Though Gates has poured a significant amount of resources into TerraPower since he co-founded it in 2006, around half of the Natrium project in Wyoming will essentially be subsidized by U.S. taxpayers. The company will reportedly receive $1.9 billion from the government, $1.5 billion of which will come from funds dedicated to advanced nuclear reactors in the recent bipartisan infrastructure bill. The total cost of the plant should come out to around $4 billion.  TerraPower was also one of two U.S.-based firms that received $160 million from the Department of Energy last year to develop the new reactors.

The cost to build the Natrium reactor is a decent chunk of change, but far below the price of Plant Vogtle, the only nuclear plant currently under construction in the U.S. The plant could cost $28.5 billion to complete when all is said and done. It relies on traditional nuclear technology but has also faced cost overruns and missed deadlines.

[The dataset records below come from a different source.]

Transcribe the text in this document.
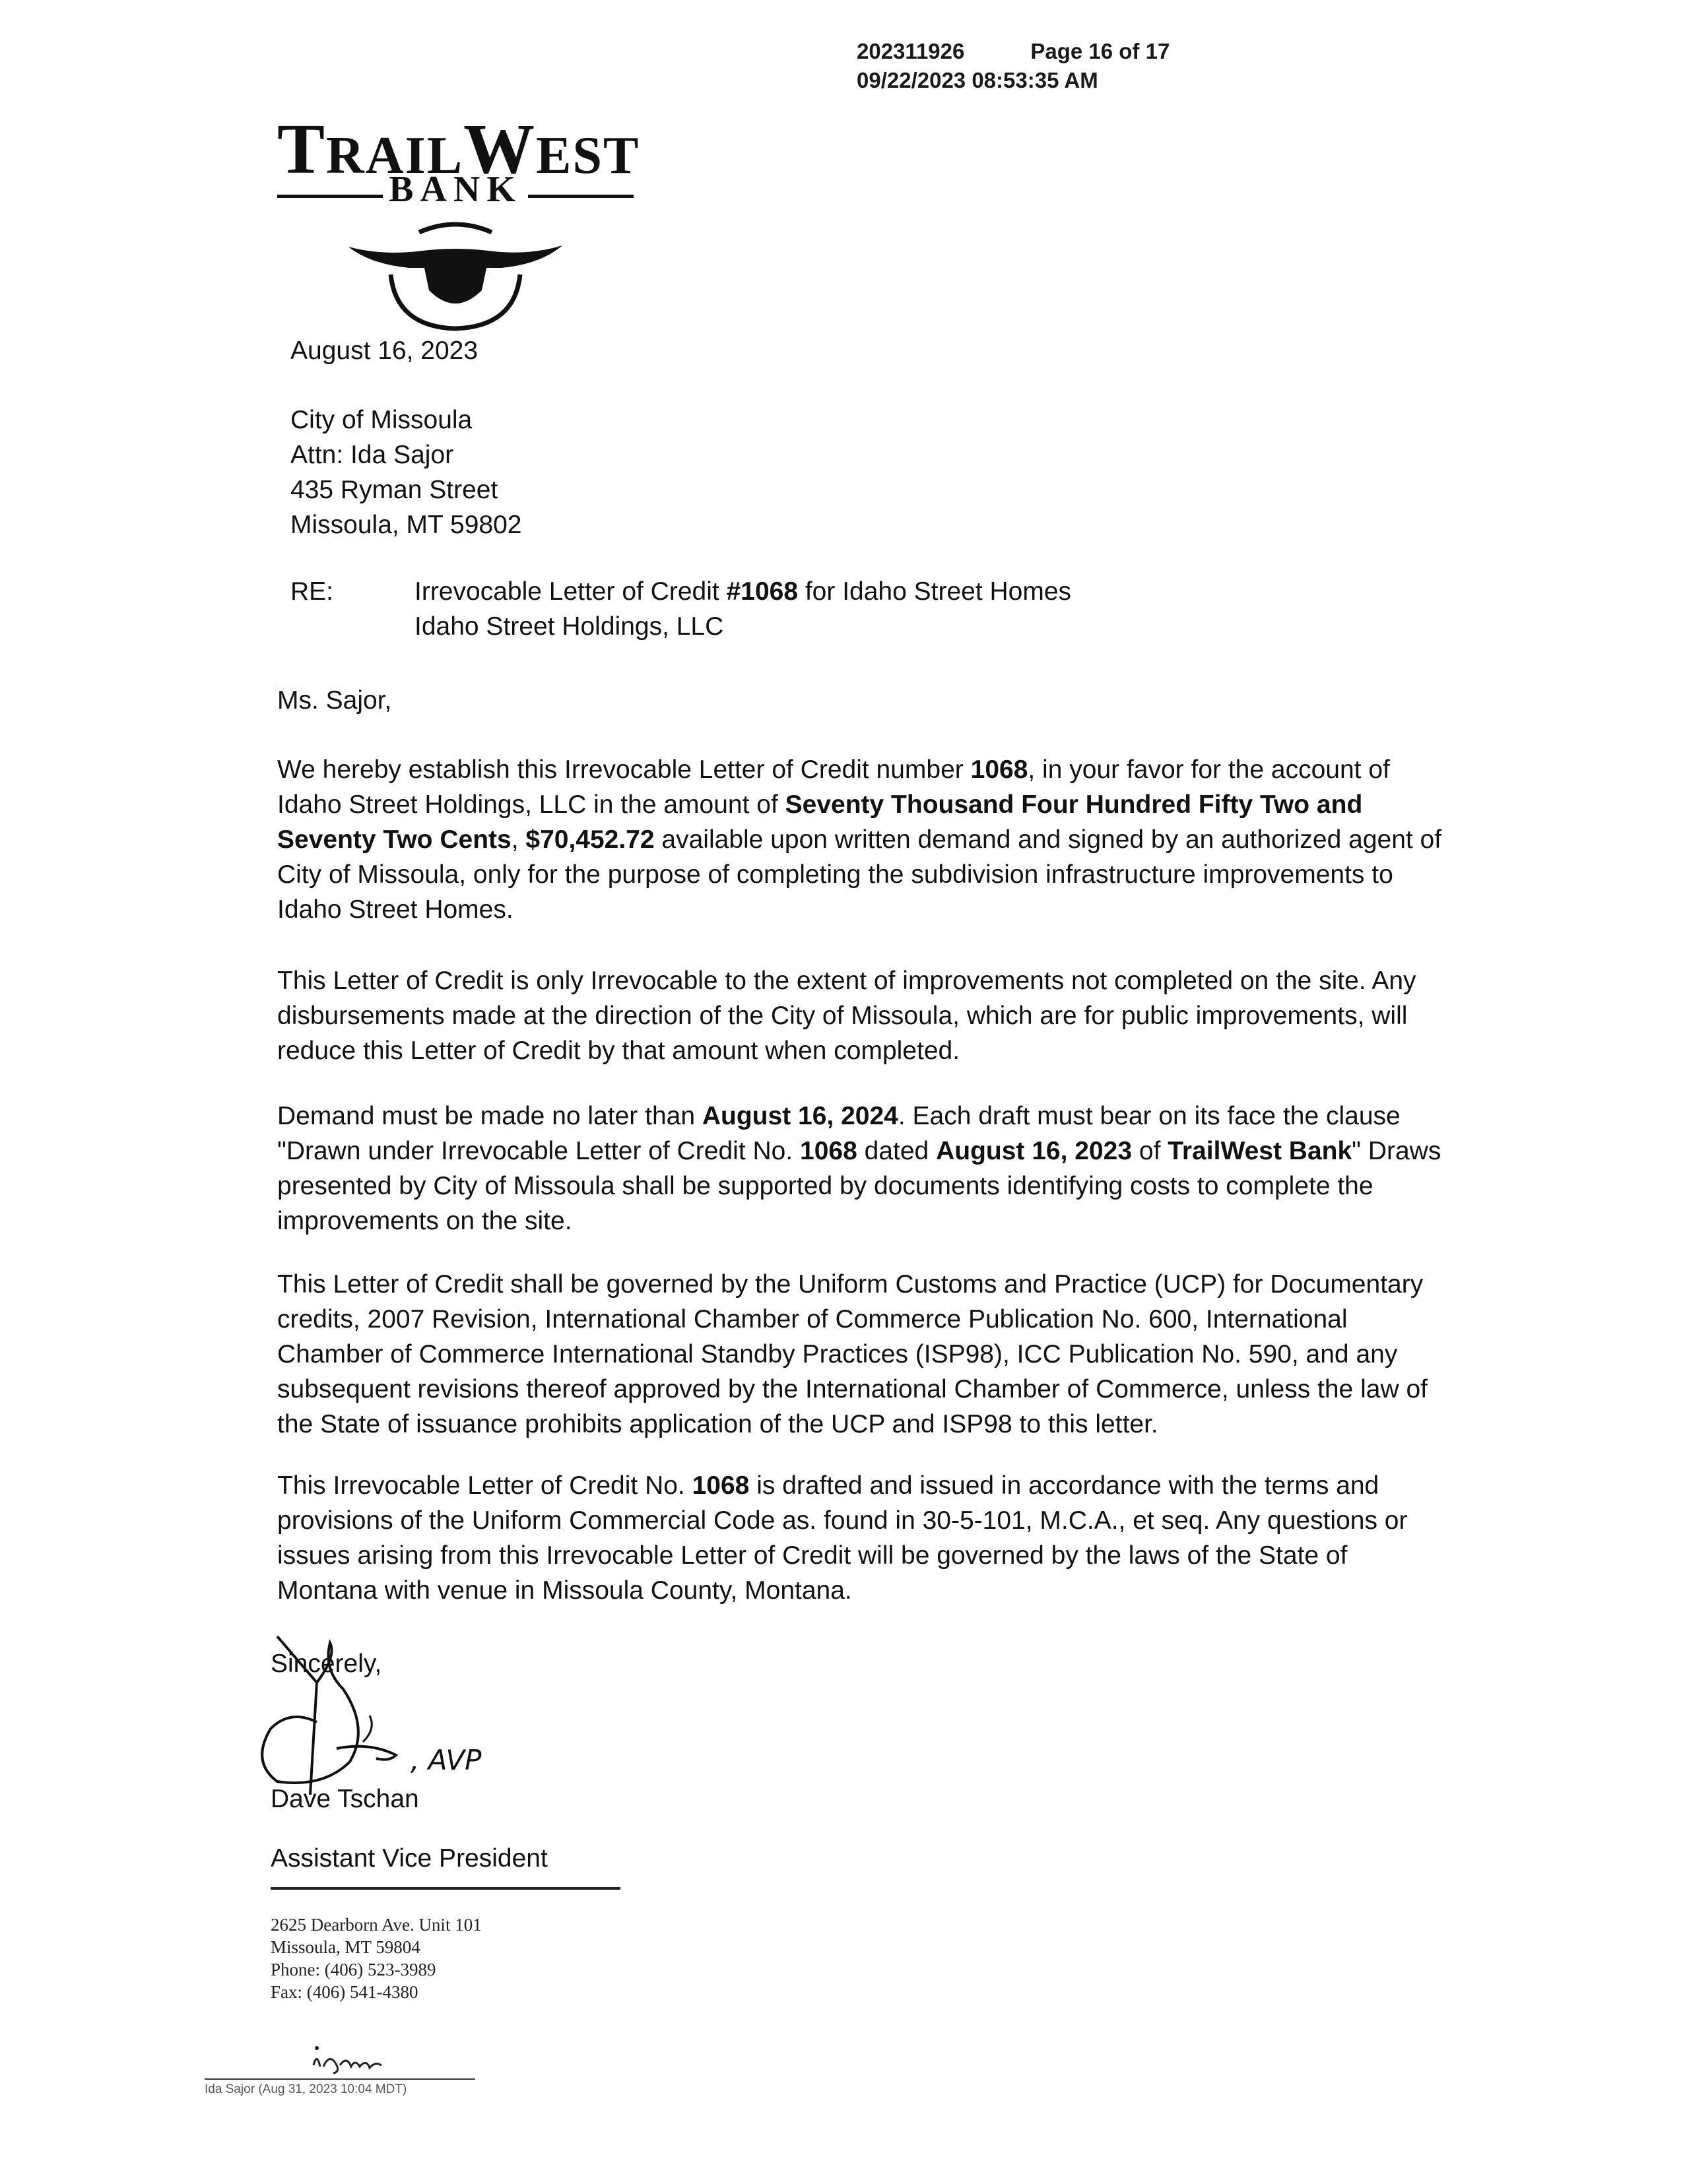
202311926	Page 16 of 17
09/22/2023 08:53:35 AM
TRAILWEST
BANK
August 16, 2023
City of Missoula
Attn: Ida Sajor
435 Ryman Street
Missoula, MT 59802
RE:	Irrevocable Letter of Credit #1068 for Idaho Street Homes
Idaho Street Holdings, LLC
Ms. Sajor,
We hereby establish this Irrevocable Letter of Credit number 1068, in your favor for the account of Idaho Street Holdings, LLC in the amount of Seventy Thousand Four Hundred Fifty Two and Seventy Two Cents, $70,452.72 available upon written demand and signed by an authorized agent of City of Missoula, only for the purpose of completing the subdivision infrastructure improvements to Idaho Street Homes.
This Letter of Credit is only Irrevocable to the extent of improvements not completed on the site. Any disbursements made at the direction of the City of Missoula, which are for public improvements, will reduce this Letter of Credit by that amount when completed.
Demand must be made no later than August 16, 2024. Each draft must bear on its face the clause "Drawn under Irrevocable Letter of Credit No. 1068 dated August 16, 2023 of TrailWest Bank" Draws presented by City of Missoula shall be supported by documents identifying costs to complete the improvements on the site.
This Letter of Credit shall be governed by the Uniform Customs and Practice (UCP) for Documentary credits, 2007 Revision, International Chamber of Commerce Publication No. 600, International Chamber of Commerce International Standby Practices (ISP98), ICC Publication No. 590, and any subsequent revisions thereof approved by the International Chamber of Commerce, unless the law of the State of issuance prohibits application of the UCP and ISP98 to this letter.
This Irrevocable Letter of Credit No. 1068 is drafted and issued in accordance with the terms and provisions of the Uniform Commercial Code as. found in 30-5-101, M.C.A., et seq. Any questions or issues arising from this Irrevocable Letter of Credit will be governed by the laws of the State of Montana with venue in Missoula County, Montana.
Sincerely,
, AVP
Dave Tschan
Assistant Vice President
2625 Dearborn Ave. Unit 101
Missoula, MT 59804
Phone: (406) 523-3989
Fax: (406) 541-4380
Ida Sajor (Aug 31, 2023 10:04 MDT)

TerraPower had previously attempted to build an experimental plant near Beijing but that project was cut short due to increased regulatory restrictions during the Trump presidency. Though countries including the U.S. have been experimenting with sodium-cooled fast reactors as far back as the 1950s, TerraPower’s Natrium would mark the first reactor operating on a large scale outside of Russia. France had spent years and millions of Europe developing its own prototype sodium-cooled nuclear reactor but ditched those plans in 2019. Other firms are also toying with still other nuclear plant designs, including a recently announced Rolls-Royce small nuclear reactor.